BioData Mining
- Discipline: Data mining, bioinformatics, machine learning, computational biology
- Language: English
- Edited by: Jason H. Moore, Nicholas Tatonetti

Publication details
- History: 2008–present
- Publisher: BioMed Central
- Frequency: Continuous
- Open access: Yes
- License: Creative Commons Attribution 4.0
- Impact factor: 4.079 (2021)

Standard abbreviations
- ISO 4: BioData Min.

Indexing
- CODEN: BMIIAP
- ISSN: 1756-0381
- LCCN: 2009243015
- OCLC no.: 239727180

Links
- Journal homepage; Online archive;

= BioData Mining =

Journal

BioData Mining is a peer-reviewed open access scientific journal covering data mining methods applied to computational biology and medicine established in 2008. It is published by BioMed Central and the editors-in-chief are Jason H. Moore and Nicholas Tatonetti (Cedars Sinai Medical Center).

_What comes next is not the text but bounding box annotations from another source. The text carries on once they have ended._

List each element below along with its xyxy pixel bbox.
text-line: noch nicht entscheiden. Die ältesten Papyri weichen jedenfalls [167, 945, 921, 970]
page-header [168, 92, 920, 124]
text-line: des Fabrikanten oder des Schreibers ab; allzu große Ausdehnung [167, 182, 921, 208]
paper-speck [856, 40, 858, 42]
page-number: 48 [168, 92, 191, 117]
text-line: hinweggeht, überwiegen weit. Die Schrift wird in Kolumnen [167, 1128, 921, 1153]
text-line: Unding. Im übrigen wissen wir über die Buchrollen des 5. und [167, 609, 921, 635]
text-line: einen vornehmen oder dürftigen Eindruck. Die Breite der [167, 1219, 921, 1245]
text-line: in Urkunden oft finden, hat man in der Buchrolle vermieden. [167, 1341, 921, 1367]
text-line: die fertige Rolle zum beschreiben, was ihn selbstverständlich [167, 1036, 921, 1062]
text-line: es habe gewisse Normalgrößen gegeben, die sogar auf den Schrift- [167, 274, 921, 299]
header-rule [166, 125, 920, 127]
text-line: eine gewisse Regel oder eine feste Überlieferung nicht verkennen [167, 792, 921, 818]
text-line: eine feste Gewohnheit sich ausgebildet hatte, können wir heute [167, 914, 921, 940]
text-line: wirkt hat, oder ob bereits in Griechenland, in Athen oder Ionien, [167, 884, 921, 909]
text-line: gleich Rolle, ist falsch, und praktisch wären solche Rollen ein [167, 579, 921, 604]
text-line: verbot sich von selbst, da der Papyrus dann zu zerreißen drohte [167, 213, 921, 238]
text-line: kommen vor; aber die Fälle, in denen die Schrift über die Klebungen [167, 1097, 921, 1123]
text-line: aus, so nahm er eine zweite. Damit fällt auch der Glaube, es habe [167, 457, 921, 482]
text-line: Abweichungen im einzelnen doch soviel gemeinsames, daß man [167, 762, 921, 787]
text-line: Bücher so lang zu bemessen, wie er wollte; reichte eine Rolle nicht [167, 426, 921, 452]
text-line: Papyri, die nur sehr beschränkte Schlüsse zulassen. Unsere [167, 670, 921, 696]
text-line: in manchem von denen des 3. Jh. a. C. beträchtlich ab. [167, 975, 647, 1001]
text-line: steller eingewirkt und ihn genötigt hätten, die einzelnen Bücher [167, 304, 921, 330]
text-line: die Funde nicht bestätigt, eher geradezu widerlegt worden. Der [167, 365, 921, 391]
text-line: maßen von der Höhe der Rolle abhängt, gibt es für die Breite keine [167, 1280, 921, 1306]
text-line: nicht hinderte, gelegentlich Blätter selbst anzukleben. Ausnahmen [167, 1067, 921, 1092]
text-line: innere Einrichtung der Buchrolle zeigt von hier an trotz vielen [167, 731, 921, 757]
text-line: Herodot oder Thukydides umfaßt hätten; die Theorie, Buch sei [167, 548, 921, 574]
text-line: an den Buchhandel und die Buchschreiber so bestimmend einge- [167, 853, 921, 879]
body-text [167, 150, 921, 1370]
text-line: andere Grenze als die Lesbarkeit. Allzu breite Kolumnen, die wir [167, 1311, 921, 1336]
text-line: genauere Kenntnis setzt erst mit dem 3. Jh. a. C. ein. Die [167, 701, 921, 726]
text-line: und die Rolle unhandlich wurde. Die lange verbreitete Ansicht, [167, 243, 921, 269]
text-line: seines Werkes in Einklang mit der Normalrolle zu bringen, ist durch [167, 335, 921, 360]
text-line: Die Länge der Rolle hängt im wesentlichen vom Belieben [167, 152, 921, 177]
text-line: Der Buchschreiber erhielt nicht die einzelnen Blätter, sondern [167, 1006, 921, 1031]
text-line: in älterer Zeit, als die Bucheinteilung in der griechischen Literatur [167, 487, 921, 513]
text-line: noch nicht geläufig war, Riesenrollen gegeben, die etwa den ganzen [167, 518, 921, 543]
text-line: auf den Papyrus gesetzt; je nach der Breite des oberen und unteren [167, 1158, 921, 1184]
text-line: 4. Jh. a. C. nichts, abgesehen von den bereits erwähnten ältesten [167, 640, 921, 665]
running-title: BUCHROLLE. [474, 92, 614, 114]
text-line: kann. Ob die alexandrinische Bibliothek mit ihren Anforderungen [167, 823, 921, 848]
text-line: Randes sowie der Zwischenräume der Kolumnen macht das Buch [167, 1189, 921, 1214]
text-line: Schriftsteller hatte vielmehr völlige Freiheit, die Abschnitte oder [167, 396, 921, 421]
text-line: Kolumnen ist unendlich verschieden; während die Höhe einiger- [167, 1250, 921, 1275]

==Abstracting and indexing==
The journal is abstracted and indexed in:

- Biological Abstracts
- BIOSIS Previews
- Chemical Abstracts Service
- EBSCO databases
- Embase
- Inspec
- ProQuest databases
- Science Citation Index Expanded
- Scopus

According to the Journal Citation Reports, the journal has a 2021 impact factor of 4.079.